If the fulfilment of the agreement is delayed more than six months because of any of the grounds for discharge mentioned above, each party, without limitation of what is otherwise applicable according to these General sales and delivery terms, is entitled to cancel the agreement, through written notice to the other party, concerning goods affected by the ground for discharge.
All products remain GrellFAB’s property until full payment is made. The price applicable is that set at the date on which you place your order. Shipping costs and payment fees are recognized before confirming the purchase.
Claims regarding defective goods shall be made in writing without any unreasonable delay and not later than 14 days after the buyer’s receipt of the delivery. In case of defects which the buyer should have noticed when receiving the goods (damaged packing or damaged goods) it is the buyer’s duty to immediately notify GrellFAB. A remark shall then be made on the bill of lading when the goods are receipted and received. If the buyer fails to do so, the buyer loses its right to the claims.
Transport damages must be reported by the buyer to the shipping company. Claims are directed against the transport company.
In case of hidden defects, notification shall be made in writing and as soon as the buyer becomes or should have become aware of the defect, but in no event later than three (3) months after delivery.
GrellFAB shall treat the claim regarding defective goods without delay and inform the buyer in writing how GrellFAB has judged the claim and which steps GrellFAB intends to take.
Return of defective goods must not be made until GrellFAB’s approval has been obtained. Defective goods shall be sent back to GrellFAB at the buyer’s risk and expense. In case of non-approved claims, the goods will be returned at the buyer’s expense.
Please note that local charges (sales tax, customs duty) may occur, depending on your region and local customs duties. These charges are at the buyer’s own expense.
GrellFAB reserves the right to amend any information, including but not limited to prices, technical specifications, terms of purchase and product offerings without prior notice.
Liability for defective goods
In case of defective goods, GrellFAB undertakes to, at its own option, either exchange the goods, remedy the defect or credit the purchase price of the goods (upon return). This is GrellFAB’s sole liability and the buyer’s sole remedy in case of defective goods.

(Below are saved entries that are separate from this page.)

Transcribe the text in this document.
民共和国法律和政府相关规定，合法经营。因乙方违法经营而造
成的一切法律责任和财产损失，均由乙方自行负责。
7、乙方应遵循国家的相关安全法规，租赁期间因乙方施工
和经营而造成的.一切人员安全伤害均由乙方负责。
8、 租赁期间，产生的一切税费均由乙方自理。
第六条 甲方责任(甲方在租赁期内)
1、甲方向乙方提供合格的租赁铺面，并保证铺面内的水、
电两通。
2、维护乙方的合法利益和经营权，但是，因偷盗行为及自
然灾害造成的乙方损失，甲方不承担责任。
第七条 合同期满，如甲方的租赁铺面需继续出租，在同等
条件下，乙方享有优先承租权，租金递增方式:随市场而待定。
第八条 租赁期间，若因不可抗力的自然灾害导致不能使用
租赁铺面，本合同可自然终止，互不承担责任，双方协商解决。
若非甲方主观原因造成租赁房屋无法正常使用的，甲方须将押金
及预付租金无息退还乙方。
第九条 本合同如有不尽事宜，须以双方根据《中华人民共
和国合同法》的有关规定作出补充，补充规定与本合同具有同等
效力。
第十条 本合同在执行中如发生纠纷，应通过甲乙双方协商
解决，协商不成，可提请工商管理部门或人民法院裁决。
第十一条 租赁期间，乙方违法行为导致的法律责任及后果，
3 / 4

If GrellFAB does not remedy the defect within reasonable time after GrellFAB has received the buyer’s claim (in accordance with the section “Claims” above), the buyer is entitled to cancel the agreement, as regards defective goods, by written notice to GrellFAB. The buyer shall not be entitled to any compensation in the event of cancellation of the agreement.
Other than what is stipulated above GrellFAB has no liability for defects or omitted remedy of defects. This limitation of GrellFAB’s responsibility does not apply if GrellFAB has been guilty of gross negligence.
Applicable law and disputes
Swedish law shall apply to the parties’ agreement without regard to its principles on conflicts of laws. Any dispute concerning the agreement and these terms and connected questions shall be settled by Swedish court with the Stockholm district court as first instance.